Die “böse Fratze” des deutschen Antisemitismus zeige sich inzwischen wieder in solch einer Weise, wie er es vor drei, vier Jahren nicht für möglich gehalten habe, sagte der Direktor der Stiftung Gedenkstätten Buchenwald und Mittelbau-Dora. “Wir alle müssen Geschichtsbewusstsein ganz oben auf die Agenda setzen.” Wichtig sei auch, antisemitische Chiffren zu kennen, etwa wenn heutzutage wieder von Brunnenvergiftern, Kindermördern oder Ritualmord gesprochen werde. Mitunter kämen diese Chiffren auch in sprachlich modernerem Gewand daher: “Mit ‘globalistischen Eliten’ sind nichts anderes als Juden gemeint”, so der Historiker.

Der Erfurter Bischof Ulrich Neymeyr ergänzte: “Es ist auch wichtig, aktuelles jüdisches Leben in Deutschland zu kennen. Gehen Sie doch mal an einem Freitagabend zu einer Sabbat-Eröffnung.” Viele Menschen in Deutschland würden gar keine Juden persönlich kennen. “Wenn Juden hier sagen, dass sie sich in Deutschland nicht mehr sicher und zuhause fühlen, dann muss uns das erschrecken”, mahnte der Beauftragte der Deutschen Bischofskonferenz für die religiösen Beziehungen zum Judentum.

Als eine der größten Herausforderungen für die Kirchen bezeichnete Neymeyr die historischen antijüdischen Schmähdarstellungen an vielen christlichen Gotteshäusern.

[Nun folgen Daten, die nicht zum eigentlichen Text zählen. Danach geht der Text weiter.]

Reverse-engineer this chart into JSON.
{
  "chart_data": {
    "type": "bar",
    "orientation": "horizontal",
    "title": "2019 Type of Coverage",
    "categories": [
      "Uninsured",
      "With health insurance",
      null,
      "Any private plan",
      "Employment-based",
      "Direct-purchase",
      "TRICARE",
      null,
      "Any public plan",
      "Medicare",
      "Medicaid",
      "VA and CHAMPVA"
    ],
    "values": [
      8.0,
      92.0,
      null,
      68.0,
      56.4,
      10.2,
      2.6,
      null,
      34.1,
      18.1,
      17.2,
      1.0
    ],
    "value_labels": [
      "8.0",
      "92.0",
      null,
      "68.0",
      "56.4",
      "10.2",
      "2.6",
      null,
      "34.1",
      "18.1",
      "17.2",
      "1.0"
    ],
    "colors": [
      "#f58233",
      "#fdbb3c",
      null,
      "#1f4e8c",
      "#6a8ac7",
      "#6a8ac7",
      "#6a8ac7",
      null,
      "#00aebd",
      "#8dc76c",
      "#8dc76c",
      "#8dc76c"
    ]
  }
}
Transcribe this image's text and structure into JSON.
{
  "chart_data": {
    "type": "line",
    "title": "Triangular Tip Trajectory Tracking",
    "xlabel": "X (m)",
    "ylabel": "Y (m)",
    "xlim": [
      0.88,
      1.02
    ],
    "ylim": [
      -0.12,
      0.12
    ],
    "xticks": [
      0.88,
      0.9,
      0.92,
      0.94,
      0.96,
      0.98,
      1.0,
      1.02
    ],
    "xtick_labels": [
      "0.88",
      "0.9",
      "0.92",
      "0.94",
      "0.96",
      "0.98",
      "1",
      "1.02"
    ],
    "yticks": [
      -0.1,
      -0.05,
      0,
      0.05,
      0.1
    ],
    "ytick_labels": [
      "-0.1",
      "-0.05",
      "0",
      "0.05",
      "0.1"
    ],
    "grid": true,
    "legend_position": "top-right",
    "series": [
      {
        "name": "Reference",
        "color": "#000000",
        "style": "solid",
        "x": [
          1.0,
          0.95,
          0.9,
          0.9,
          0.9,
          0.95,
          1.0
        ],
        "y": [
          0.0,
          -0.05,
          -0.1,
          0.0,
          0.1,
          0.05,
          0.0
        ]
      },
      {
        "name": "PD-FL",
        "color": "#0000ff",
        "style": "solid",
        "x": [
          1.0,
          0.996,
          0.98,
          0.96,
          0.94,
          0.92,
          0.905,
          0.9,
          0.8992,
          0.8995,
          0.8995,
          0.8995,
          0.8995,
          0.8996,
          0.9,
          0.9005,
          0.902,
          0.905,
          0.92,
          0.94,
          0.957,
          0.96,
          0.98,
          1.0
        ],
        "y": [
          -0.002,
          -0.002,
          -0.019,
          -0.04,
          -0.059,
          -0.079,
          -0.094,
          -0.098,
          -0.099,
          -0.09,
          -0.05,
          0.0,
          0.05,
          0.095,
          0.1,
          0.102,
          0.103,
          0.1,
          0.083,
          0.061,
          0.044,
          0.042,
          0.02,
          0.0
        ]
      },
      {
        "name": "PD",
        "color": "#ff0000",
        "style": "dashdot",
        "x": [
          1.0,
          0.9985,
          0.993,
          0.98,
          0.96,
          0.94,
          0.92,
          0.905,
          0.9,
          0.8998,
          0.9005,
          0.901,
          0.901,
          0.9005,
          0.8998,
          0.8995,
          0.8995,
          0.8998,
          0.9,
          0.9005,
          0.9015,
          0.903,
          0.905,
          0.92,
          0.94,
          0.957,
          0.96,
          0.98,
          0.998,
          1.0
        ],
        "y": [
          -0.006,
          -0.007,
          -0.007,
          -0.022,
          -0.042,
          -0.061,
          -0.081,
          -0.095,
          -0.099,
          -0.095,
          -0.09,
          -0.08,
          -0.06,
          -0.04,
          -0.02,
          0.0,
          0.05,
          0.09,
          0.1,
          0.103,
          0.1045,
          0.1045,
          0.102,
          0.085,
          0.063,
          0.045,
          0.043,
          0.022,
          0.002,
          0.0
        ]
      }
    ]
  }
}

Aus verschiedenen Gründen halte er es nicht für sinnvoll, die Darstellungen zu verhüllen oder abzuschleifen: “So einfach kann man sich nicht von seiner Geschichte verabschieden.” Ein guter Weg der Aufklärung und Auseinandersetzung damit könne etwa über künstlerische Gegendarstellungen gefunden werden.